Skip to main content

Homework #3: Graph Visualization

Crowdsourced RPI CSCI Course & Instructor Dataset

Our dataset for this assignment will be the courses at RPI typically taken by Computer Science majors. Here's a link to our shared Google Sheets dataset:

The data is organized into two tabs: one lists the courses and their prerequisites, the second shows the history of terms the course was offered and the instructor(s) for each term. We will focus on classes taken by CSCI majors to complete their degree requirements. Here are the requirements for the most recent incoming class:

Some of this data can be scraped from websites, but requires significant manual editing for clarity, consistency, and accuracy. In particular, the historical data might be inconsistent and much harder to acquire automatically. So we'll work together to crowdsource a clean and somewhat simplified version of this data.

Graphviz

The primary goal for this assignment is to familiarize yourself with Graphviz, an open source visualization tool for automatically drawing network-like graphs of linked nodes. To get started:

  • Download the Graphviz software and explore the gallery of examples. Learn how to run these examples on your own machine and view the results.

  • Edit by hand some of the input graph files -- see also the the DOT file format documentation. Experiment with different display options.

  • Using your favorite programming language, write code to generate and output a range of synthetic input files. Your program should be parameterized (allow you to modify) the number of nodes, the density/sparseness of edges, etc. Consider using randomness.

    Alternatively, you could write in C/C++ and directly compile with the Graphviz codebase.

  • Create a variety of network connectivities including: a tree, a clique, a planar graph, a bipartite graph, disconnected components, etc. The size of your graphs should be "medium" sized (10-40 nodes?). The size should not be too large -- that is, with a little time, a "good, ~optimal" layout could be done by hand. Save 5-10 of these images for inclusion in your homework writeup to demonstrate your experimentation.
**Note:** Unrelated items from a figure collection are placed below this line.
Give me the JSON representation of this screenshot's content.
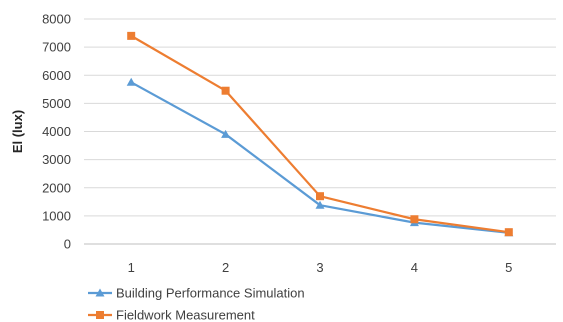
{
  "chart_data": {
    "type": "line",
    "title": "",
    "xlabel": "",
    "ylabel": "El (lux)",
    "categories": [
      "1",
      "2",
      "3",
      "4",
      "5"
    ],
    "ylim": [
      0,
      8000
    ],
    "yticks": [
      0,
      1000,
      2000,
      3000,
      4000,
      5000,
      6000,
      7000,
      8000
    ],
    "grid": "horizontal",
    "legend_position": "bottom-left",
    "series": [
      {
        "name": "Building Performance Simulation",
        "values": [
          5750,
          3900,
          1380,
          760,
          400
        ],
        "color": "#5b9bd5",
        "marker": "triangle"
      },
      {
        "name": "Fieldwork Measurement",
        "values": [
          7400,
          5450,
          1700,
          880,
          420
        ],
        "color": "#ed7d31",
        "marker": "square"
      }
    ]
  }
}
  • Now let's work with the RPI CSCI Course & Instructor Datatset about to create 3 different polished graph visualizations:

    1. A directed graph showing a typical or specific student progressing through the CSCI degree requirements over ~8 semesters. You can draw the exact course plan you followed, what you should have taken (if you had a time machine), or the course plan you would recommend to a friend starting at RPI in Fall 2020.

      Note: You can include "the Arch" or ignore it ;) You can choose how to handle non CSCI courses: what to include, what to display, what to simplify.

      Carefully consider your audience for this visualization -- students and their advisors who are making course planning and registration decisions. Does your visualization help them understand what modifications are possible? Which classes can be taken early or delayed? Which courses and terms are more challenging -- workload, time commitment, etc.

    2. A bi-partite graph showing two types of nodes: courses and instructors where an edge is drawn between a course and an instructor if the instructor has taught the course at least once. (There are no edges between instructors, or between courses.) This graph should reveal how faculty and courses cluster by teaching/research interests and specializations.

    3. And finally, design and execute an interesting graph of your choice from this data (or subset of this data).

    Experiment with the visual options (layout, color, line style, line thickness, line shape, text placement, font, etc.). What options are most successful for the different visualizations? Write an excellent caption for each of your 3 polished graphs.

  • Finally, analyze your experience with the Graphviz tool. Were you able to successfully execute your designs? Did the tool help you automatically create interesting, moderately-complex graphs? Note any weaknesses in the tool or degeneracies with more specific inputs. Could you have done better by hand? What adjustments/improvements do you believe are necessary to the graph drawing engine of this tool?

    Write a short review of the tool. How quick was the installation and learning to use the tool? What resources were most useful? What sorts of applications/datasets are most appropriate for this tool? What are the limitations of this tool? What are some suggestions/cautions to others who consider using this tool?

How to Submit

  • Prepare a report as a .pdf with embedded images. Be sure to include:

    • ~5 graphs of synthetic data demonstrating a variety of graph types and visualization styling. Write a short caption for each describing what you were trying to achieve, what was successful, and/or what needs improvement.

    • 3 polished graphs of the course data with carefully written captions.

    • Analysis and review of Graphviz tool.

  • Collect the code you wrote to generate the synthetic input files, and code/scripts to organize/preprocess the course data in a subfolder named "code". Note: We won't try to run your code when grading, so don't include any 3rd party libraries you may have used or the executable. The code should have some organization and basic comments, but you do not need to prepare detailed documentation.

  • Share your favorite, most-successful image from the assignment on the Submitty Forum. Make sure your forum post includes a well-written and descriptive caption to go along with your image.